The Indian Space Research Organisation (ISRO) shared the very first stunning satellite images of Ayodhya's Ram Temple on Sunday, with our own satellites ahead of the great consecration ceremony on January 22.
Due to temperature dip and severe fog over north India, the 2.7-acre Ram Temple was impossible to view from space. However, the visuals were clearer this time. The Indian Remote Sensing series of satellites provided enlarged pictures of the temple. On December 16, 2023, the under-construction temple was captured nearly a month ago. The recently posted satellite images clearly show the Dashrath Mahal, the Sarayu River, and the renovated Ayodhya Railway Station.
India now has over 50 satellites in space, some of which have resolutions less than a metre.
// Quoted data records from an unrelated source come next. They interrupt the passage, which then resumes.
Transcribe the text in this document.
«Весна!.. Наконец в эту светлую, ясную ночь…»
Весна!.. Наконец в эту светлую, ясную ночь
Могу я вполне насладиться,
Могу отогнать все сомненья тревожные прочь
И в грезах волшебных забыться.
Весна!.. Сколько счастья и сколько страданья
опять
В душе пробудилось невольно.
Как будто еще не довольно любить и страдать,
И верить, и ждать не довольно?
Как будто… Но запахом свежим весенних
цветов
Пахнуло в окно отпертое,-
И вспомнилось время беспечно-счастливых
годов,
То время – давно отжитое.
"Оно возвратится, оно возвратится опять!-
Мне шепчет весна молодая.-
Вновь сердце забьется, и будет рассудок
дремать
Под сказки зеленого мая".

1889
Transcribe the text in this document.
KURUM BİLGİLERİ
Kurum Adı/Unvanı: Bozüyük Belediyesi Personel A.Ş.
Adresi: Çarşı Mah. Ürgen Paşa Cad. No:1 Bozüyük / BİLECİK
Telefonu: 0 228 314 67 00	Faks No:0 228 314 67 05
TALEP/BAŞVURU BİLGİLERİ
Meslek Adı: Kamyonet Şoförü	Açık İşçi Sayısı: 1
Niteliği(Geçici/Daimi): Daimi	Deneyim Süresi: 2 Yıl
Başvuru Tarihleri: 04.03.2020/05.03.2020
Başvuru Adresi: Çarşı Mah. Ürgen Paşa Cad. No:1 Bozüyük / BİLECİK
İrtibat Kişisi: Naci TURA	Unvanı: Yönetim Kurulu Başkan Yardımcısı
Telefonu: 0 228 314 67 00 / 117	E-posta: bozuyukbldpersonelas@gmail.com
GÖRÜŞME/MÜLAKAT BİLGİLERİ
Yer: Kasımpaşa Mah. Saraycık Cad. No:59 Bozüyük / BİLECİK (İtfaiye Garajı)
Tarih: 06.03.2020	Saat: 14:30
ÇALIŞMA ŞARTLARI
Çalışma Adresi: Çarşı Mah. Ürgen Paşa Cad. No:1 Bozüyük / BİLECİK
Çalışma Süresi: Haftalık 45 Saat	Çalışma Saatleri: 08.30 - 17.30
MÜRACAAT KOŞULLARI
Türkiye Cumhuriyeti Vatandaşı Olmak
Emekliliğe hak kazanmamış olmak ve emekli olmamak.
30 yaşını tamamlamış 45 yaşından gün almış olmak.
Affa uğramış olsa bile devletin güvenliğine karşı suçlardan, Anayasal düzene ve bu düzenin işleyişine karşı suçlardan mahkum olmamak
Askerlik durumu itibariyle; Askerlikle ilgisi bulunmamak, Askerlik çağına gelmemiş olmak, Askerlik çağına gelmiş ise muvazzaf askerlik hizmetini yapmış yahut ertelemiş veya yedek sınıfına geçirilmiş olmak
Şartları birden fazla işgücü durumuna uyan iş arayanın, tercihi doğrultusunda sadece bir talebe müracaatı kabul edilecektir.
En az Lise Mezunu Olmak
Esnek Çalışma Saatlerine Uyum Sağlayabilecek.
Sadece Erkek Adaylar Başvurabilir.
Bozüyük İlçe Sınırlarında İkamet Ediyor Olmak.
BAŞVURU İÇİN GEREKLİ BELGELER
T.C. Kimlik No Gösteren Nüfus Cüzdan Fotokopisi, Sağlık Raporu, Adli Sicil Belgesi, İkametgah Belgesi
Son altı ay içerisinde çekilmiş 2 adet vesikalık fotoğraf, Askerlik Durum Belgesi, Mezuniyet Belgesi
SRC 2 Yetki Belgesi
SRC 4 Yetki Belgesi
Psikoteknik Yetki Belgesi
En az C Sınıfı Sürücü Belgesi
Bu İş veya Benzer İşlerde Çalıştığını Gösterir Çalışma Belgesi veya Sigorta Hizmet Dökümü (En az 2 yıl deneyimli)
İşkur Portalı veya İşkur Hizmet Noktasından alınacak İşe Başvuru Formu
The National Remote Sensing Centre, part of the Indian Space Agency, processed the photograph in Hyderabad. ISRO technology was also used at various stages of the temple's development. The challenging aspect was to determine the exact site of the Lord Ram. The trust in charge of building the temple desired that the idol be put in the place where Lord Ram was supposed to have been born.
The International Working President of the Vishwa Hindu Parishad, Alok Sharma is actively involved in the Ram Temple project. According to the reports, Sharma said that after the 1992 Babri Masjid demolition, the spot where Lord Ram was believed to have been born was covered under 40 feet of debris. The debris had to be removed, so the new idol could be placed exactly and precisely at that spot.
The equipment used in these geographical devices included exact position signals from India's own Swadeshi GPS, the ISRO-built 'Navigation with Indian Constellation' or NavIC satellite constellation.